Backups are probably one of the most boring topics in computers. That is, until you lose a file, a disk drive, or a whole computer. Then they become the most important thing in the world. There are a couple of approaches to backups.
The easiest is simply copying your important files to a disk. Or to something equivalent, like magnetic tape or other external storage. This is normally the first method that people turn try. However, there are a few things to consider about this method. Firstly, how many disks do you use? Using only one disk means you risk losing it. Extra disks mean extra cost. Secondly, where do you store the disk? If it’s in your house or office, one disaster wipes out all your data. Thirdly, how do you secure the disk? A normal disk can be read by anyone. If you encrypt it, the keys need to be backed up.
The disadvantage of this method is that it is manual. While some parts can be automated, disks (or tapes) need to be carried around and plugged in. And when your method is manual, you risk it not getting done. Still, it is a perfectly serviceable method, as long as you manage the processes well.
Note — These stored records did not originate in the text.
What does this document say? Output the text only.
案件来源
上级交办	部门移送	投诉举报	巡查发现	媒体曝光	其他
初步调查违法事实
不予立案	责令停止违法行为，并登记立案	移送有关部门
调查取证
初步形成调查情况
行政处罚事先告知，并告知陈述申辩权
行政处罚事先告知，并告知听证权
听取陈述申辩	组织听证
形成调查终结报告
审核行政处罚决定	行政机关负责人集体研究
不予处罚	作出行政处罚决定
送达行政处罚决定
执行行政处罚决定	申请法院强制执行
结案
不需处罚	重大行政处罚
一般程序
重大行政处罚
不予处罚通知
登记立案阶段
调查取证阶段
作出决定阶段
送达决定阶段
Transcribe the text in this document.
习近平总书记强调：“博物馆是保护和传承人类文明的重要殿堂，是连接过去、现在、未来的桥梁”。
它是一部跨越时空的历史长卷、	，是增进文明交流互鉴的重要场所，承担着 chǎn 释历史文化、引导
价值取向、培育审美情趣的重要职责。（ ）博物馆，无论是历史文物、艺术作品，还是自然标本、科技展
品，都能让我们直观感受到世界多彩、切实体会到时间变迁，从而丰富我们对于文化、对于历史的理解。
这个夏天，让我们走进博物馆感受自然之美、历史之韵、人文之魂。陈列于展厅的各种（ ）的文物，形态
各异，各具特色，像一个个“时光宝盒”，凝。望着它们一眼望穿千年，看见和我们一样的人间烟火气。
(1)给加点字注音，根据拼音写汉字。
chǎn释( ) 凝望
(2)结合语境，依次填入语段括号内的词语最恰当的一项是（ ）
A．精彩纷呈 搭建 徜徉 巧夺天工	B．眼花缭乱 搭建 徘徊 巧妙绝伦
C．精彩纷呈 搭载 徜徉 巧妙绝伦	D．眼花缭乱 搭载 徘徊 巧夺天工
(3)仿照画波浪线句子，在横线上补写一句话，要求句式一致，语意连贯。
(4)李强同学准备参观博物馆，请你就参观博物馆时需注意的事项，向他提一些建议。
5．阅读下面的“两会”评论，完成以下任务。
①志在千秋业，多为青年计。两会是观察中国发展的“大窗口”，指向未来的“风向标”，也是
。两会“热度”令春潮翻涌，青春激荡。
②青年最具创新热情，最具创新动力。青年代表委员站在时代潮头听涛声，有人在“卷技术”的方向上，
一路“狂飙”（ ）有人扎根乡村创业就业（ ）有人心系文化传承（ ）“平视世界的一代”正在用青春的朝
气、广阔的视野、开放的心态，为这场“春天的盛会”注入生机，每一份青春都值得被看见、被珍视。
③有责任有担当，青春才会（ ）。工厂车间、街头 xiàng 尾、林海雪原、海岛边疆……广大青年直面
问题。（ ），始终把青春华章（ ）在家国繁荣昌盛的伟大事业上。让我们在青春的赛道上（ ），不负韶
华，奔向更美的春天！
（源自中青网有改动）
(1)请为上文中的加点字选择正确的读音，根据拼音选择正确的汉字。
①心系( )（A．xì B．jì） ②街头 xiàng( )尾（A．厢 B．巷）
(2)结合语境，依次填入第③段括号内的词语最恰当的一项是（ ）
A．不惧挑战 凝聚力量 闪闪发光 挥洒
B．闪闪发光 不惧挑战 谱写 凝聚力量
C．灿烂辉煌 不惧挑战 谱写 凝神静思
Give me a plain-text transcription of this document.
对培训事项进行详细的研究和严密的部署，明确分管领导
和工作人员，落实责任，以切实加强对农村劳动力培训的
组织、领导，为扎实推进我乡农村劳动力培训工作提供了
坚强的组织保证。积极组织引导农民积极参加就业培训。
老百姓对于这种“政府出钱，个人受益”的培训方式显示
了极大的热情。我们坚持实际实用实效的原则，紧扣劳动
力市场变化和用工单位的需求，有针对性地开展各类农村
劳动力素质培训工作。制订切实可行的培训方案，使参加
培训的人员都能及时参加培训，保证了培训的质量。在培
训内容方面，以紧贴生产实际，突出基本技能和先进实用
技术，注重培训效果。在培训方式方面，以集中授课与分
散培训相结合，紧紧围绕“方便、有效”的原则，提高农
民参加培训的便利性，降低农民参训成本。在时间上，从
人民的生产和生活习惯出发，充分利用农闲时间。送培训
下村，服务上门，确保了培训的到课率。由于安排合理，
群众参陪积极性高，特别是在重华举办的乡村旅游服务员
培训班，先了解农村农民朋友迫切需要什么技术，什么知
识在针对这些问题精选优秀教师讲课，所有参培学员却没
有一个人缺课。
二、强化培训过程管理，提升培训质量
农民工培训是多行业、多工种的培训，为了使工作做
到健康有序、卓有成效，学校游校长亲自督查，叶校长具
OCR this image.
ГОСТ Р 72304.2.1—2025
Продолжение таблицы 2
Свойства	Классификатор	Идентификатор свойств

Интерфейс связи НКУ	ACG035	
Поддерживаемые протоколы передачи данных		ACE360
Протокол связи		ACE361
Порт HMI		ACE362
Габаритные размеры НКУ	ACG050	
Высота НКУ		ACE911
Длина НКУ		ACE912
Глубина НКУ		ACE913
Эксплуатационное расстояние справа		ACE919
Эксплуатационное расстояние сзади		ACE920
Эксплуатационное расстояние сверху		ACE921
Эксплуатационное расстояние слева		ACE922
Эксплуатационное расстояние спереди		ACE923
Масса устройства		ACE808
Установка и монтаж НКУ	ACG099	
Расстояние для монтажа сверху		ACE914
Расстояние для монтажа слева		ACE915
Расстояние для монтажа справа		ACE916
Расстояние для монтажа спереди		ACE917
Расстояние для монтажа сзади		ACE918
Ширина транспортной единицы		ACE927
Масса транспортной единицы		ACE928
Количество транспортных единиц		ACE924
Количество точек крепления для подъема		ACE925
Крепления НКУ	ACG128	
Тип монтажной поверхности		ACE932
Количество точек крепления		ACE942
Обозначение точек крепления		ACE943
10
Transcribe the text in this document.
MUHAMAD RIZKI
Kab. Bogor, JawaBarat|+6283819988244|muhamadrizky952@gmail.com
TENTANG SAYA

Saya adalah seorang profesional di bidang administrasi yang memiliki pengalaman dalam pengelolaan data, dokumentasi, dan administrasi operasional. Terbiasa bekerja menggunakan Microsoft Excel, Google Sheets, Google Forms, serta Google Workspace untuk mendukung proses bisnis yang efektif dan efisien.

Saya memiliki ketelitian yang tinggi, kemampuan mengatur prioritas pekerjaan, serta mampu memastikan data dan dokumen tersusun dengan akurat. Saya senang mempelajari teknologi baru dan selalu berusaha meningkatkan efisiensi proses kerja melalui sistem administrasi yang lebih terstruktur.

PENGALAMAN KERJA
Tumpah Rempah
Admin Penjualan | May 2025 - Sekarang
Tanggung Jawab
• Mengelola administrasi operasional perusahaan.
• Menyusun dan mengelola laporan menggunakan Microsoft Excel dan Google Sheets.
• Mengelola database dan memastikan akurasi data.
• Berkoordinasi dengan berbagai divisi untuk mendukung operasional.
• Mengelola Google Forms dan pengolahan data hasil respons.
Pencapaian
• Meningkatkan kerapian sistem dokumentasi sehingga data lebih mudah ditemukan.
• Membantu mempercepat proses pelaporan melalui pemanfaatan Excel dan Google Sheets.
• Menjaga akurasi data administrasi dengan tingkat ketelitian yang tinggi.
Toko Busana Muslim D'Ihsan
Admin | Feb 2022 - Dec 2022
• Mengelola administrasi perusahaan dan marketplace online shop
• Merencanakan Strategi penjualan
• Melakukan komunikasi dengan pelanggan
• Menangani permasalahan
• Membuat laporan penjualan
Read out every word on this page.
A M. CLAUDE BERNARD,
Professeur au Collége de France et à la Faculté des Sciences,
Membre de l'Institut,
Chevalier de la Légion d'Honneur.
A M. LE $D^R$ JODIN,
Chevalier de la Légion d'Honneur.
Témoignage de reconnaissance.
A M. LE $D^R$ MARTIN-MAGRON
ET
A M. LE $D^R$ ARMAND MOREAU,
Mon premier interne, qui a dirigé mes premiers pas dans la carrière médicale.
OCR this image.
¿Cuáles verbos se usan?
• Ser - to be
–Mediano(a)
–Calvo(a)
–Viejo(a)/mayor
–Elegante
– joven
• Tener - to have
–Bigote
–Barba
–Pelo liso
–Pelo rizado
Nowadays with the ubiquity of the Internet, there is an alternative. Backing up to the “cloud”. For most people, this is AWS or Azure or Google. Or more simply, a service like Dropbox or Google Drive. But it could be backing up to an off-site computer that you own. In many ways, the methods are similar whether you use your own or another’s computer. But most of the time, it is simply easier to set up an account on a cloud provider and go from there. While uploading can be done manually, it is incredibly easy to automate. And indeed, there are a number of people who package backup as a service. Still, a simple script on an automatic schedule may be all you need.
So, you or your business will need to have backups. The method you choose will depend on a trade-off between risk and cost. And in making that choice you will need to consider reliability, redundancy and security.